Sometimes I see patterns or trends in what arrives on the bench. A year ago it was RCA 74s, and in spring 2011 it was Electrovoice ribbon mics. And then the summer brought Melodium 42bs. Of course these are just statistical anomalies or ‘blips’ in the random noise of what my customers send me to repair, but it does at least suggest ideas for the regular ‘Microphone of the Month’ column.
|Cadenza microphone set with box, documents and stand
This month these little Cadenza ribbon microphones are in vogue – these were made by Simon SoundService Ltd in London, and were designed by Eric Tomson, Stanley Kelly Peter Bell. The mics have a very 1950s styling, and are often called ‘rocket’ mics. However, having spoken to a couple of customers, the consensus was that many of these microphones no longer sound as good as they should – or at least as good as they look. The complaints are that they are noisy, with low output.

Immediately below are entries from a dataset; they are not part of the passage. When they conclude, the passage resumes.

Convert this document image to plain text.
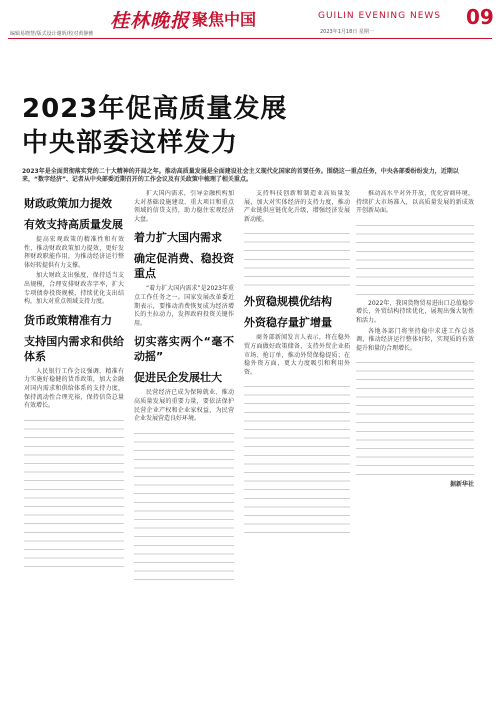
桂林晚报 聚焦中国	GUILIN EVENING NEWS 09
编辑易晓慧/版式设计谢昕/校对黄静雅	2023年1月18日 星期一
2023年促高质量发展
中央部委这样发力
2023年是全面贯彻落实党的二十大精神的开局之年。推动高质量发展是全面建设社会主义现代化国家的首要任务。围绕这一重点任务，中央各部委纷纷发力，近期以来，“数字经济”、记者从中央部委近期召开的工作会议及有关政策中梳理了相关重点。
财政政策加力提效
有效支持高质量发展

提高宏观政策的精准性和有效性，推动财政政策加力提效，更好发挥财政职能作用，为推动经济运行整体好转提供有力支撑。

加大财政支出强度，保持适当支出规模，合理安排财政赤字率，扩大专项债券投资规模，持续优化支出结构，加大对重点领域支持力度。

货币政策精准有力
支持国内需求和供给体系

人民银行工作会议强调，精准有力实施好稳健的货币政策，加大金融对国内需求和供给体系的支持力度，保持流动性合理充裕，保持信贷总量有效增长。

扩大国内需求，引导金融机构加大对基础设施建设、重大项目和重点领域的信贷支持，助力稳住宏观经济大盘。

着力扩大国内需求
确定促消费、稳投资重点

“着力扩大国内需求”是2023年重点工作任务之一。国家发展改革委近期表示，要推动消费恢复成为经济增长的主拉动力，发挥政府投资关键作用。

切实落实两个“毫不动摇”
促进民企发展壮大

民营经济已成为保障就业、推动高质量发展的重要力量，要依法保护民营企业产权和企业家权益，为民营企业发展营造良好环境。

支持科技创新和制造业高质量发展，加大对实体经济的支持力度，推动产业链供应链优化升级，增强经济发展新动能。

外贸稳规模优结构
外资稳存量扩增量

商务部新闻发言人表示，将在稳外贸方面做好政策储备，支持外贸企业拓市场、抢订单，推动外贸保稳提质；在稳外资方面，更大力度吸引和利用外资。

推动高水平对外开放，优化营商环境，持续扩大市场准入，以高质量发展的新成效开创新局面。

2022年，我国货物贸易进出口总值稳步增长，外贸结构持续优化，展现出强大韧性和活力。

各地各部门将坚持稳中求进工作总基调，推动经济运行整体好转，实现质的有效提升和量的合理增长。

据新华社
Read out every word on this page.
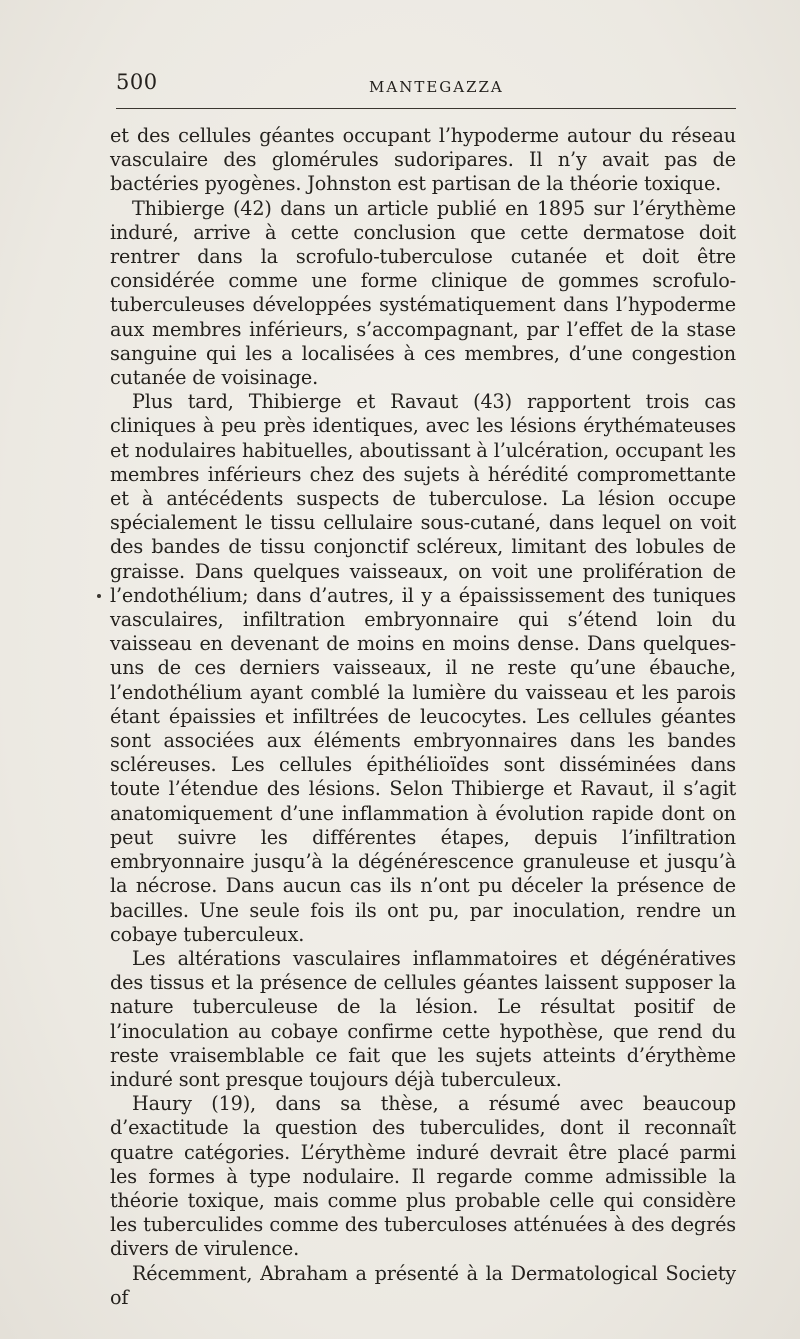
500	MANTEGAZZA

et des cellules géantes occupant l’hypoderme autour du réseau vasculaire des glomérules sudoripares. Il n’y avait pas de bactéries pyogènes. Johnston est partisan de la théorie toxique.

Thibierge (42) dans un article publié en 1895 sur l’érythème induré, arrive à cette conclusion que cette dermatose doit rentrer dans la scrofulo-tuberculose cutanée et doit être considérée comme une forme clinique de gommes scrofulo-tuberculeuses développées systématiquement dans l’hypoderme aux membres inférieurs, s’accompagnant, par l’effet de la stase sanguine qui les a localisées à ces membres, d’une congestion cutanée de voisinage.

Plus tard, Thibierge et Ravaut (43) rapportent trois cas cliniques à peu près identiques, avec les lésions érythémateuses et nodulaires habituelles, aboutissant à l’ulcération, occupant les membres inférieurs chez des sujets à hérédité compromettante et à antécédents suspects de tuberculose. La lésion occupe spécialement le tissu cellulaire sous-cutané, dans lequel on voit des bandes de tissu conjonctif scléreux, limitant des lobules de graisse. Dans quelques vaisseaux, on voit une prolifération de l’endothélium; dans d’autres, il y a épaississement des tuniques vasculaires, infiltration embryonnaire qui s’étend loin du vaisseau en devenant de moins en moins dense. Dans quelques-uns de ces derniers vaisseaux, il ne reste qu’une ébauche, l’endothélium ayant comblé la lumière du vaisseau et les parois étant épaissies et infiltrées de leucocytes. Les cellules géantes sont associées aux éléments embryonnaires dans les bandes scléreuses. Les cellules épithélioïdes sont disséminées dans toute l’étendue des lésions. Selon Thibierge et Ravaut, il s’agit anatomiquement d’une inflammation à évolution rapide dont on peut suivre les différentes étapes, depuis l’infiltration embryonnaire jusqu’à la dégénérescence granuleuse et jusqu’à la nécrose. Dans aucun cas ils n’ont pu déceler la présence de bacilles. Une seule fois ils ont pu, par inoculation, rendre un cobaye tuberculeux.

Les altérations vasculaires inflammatoires et dégénératives des tissus et la présence de cellules géantes laissent supposer la nature tuberculeuse de la lésion. Le résultat positif de l’inoculation au cobaye confirme cette hypothèse, que rend du reste vraisemblable ce fait que les sujets atteints d’érythème induré sont presque toujours déjà tuberculeux.

Haury (19), dans sa thèse, a résumé avec beaucoup d’exactitude la question des tuberculides, dont il reconnaît quatre catégories. L’érythème induré devrait être placé parmi les formes à type nodulaire. Il regarde comme admissible la théorie toxique, mais comme plus probable celle qui considère les tuberculides comme des tuberculoses atténuées à des degrés divers de virulence.

Récemment, Abraham a présenté à la Dermatological Society of
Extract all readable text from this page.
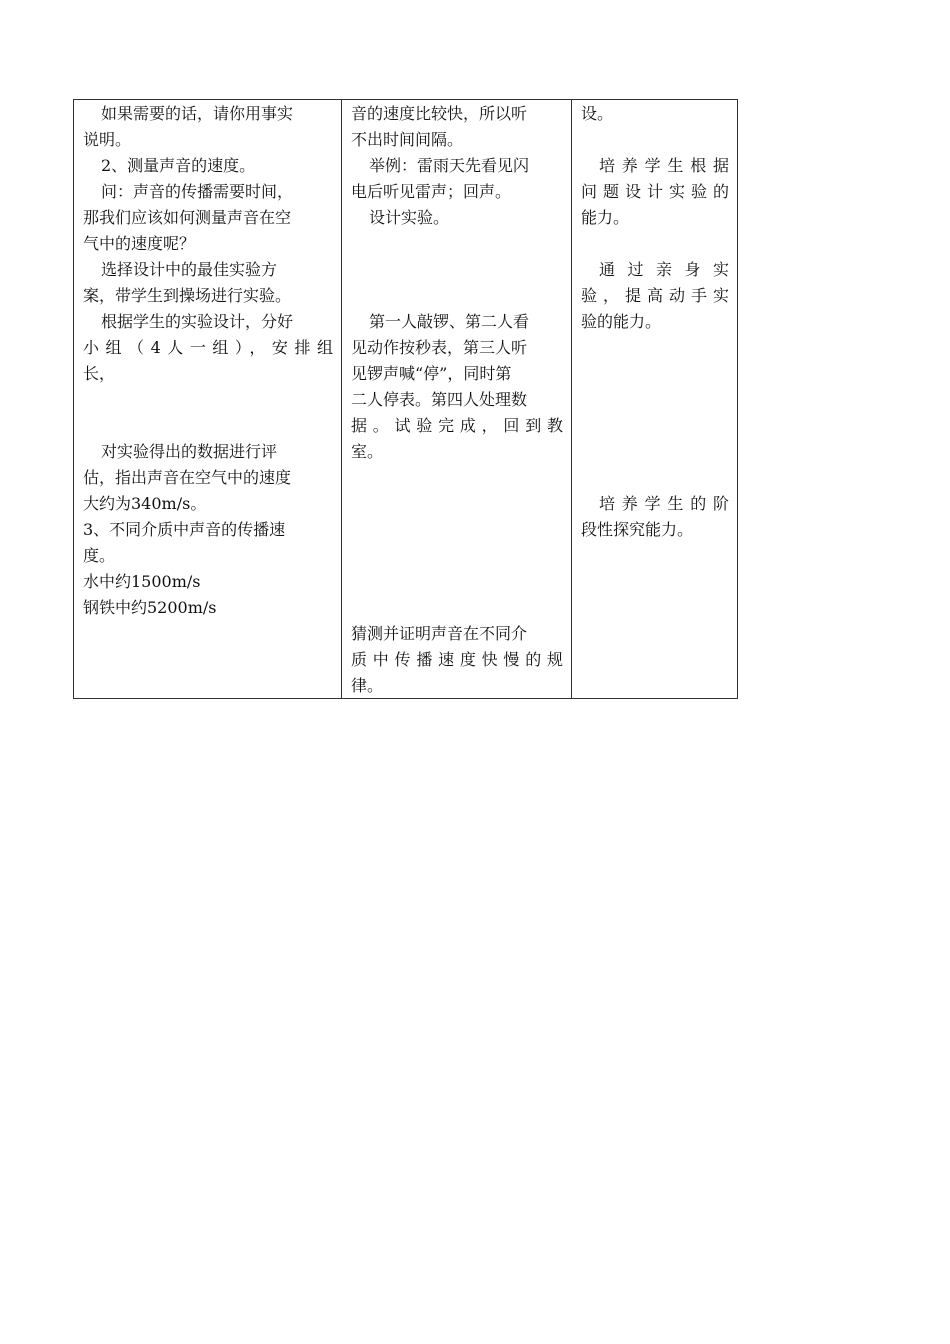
如果需要的话，请你用事实
说明。
2、测量声音的速度。
问：声音的传播需要时间，
那我们应该如何测量声音在空
气中的速度呢？
选择设计中的最佳实验方
案，带学生到操场进行实验。
根据学生的实验设计，分好
小组（4人一组），安排组
长，
对实验得出的数据进行评
估，指出声音在空气中的速度
大约为340m/s。
3、不同介质中声音的传播速
度。
水中约1500m/s
钢铁中约5200m/s
音的速度比较快，所以听
不出时间间隔。
举例：雷雨天先看见闪
电后听见雷声；回声。
设计实验。
第一人敲锣、第二人看
见动作按秒表，第三人听
见锣声喊“停”，同时第
二人停表。第四人处理数
据。试验完成，回到教
室。
猜测并证明声音在不同介
质中传播速度快慢的规
律。
设。
培养学生根据
问题设计实验的
能力。
通过亲身实
验，提高动手实
验的能力。
培养学生的阶
段性探究能力。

|Cadenza mic transformer under the knife
From a technician’s viewpoint (i.e., my opinion :p), there are a some weak points in the design which all relate to the transformer. Firstly, the ribbon clamps are connected to the transformer simply by winding the wire under a nut and tightening it – really not a reliable long term approach. Secondly, the transformer wires are extremely thin, and half a century later the insulation becomes brittle and tends to break, with disastrous results. It is more common practice to use thick gauge wire for the fly-leads to the primary, to keep resistance and noise to a minimum. And finally, as these thin wires become old and oxidised, the mics become noisy.
|Cadenza windings – primary (left),
and 30 ohm output (right)
The outer high impedance winding is a very fine gauge (approx. 0.07 mm), below which is a single layer of 0.4 mm wire which makes up the primary. The innermost winding is the 30 ohm output, which is approximately 0.2 mm in diameter. Unfortunately the solvent also damaged the bobbin, and and a replacement was found to make a new transformer using the vintage laminations.
The new transformer has a single 600 ohm output, with thicker gauge wires to give lower resistance. It took some effort but the result is a higher output with a lower noise floor, and the mic is much more usable. I’ll post back with a ‘before’ and ‘after’ frequency plot for comparison.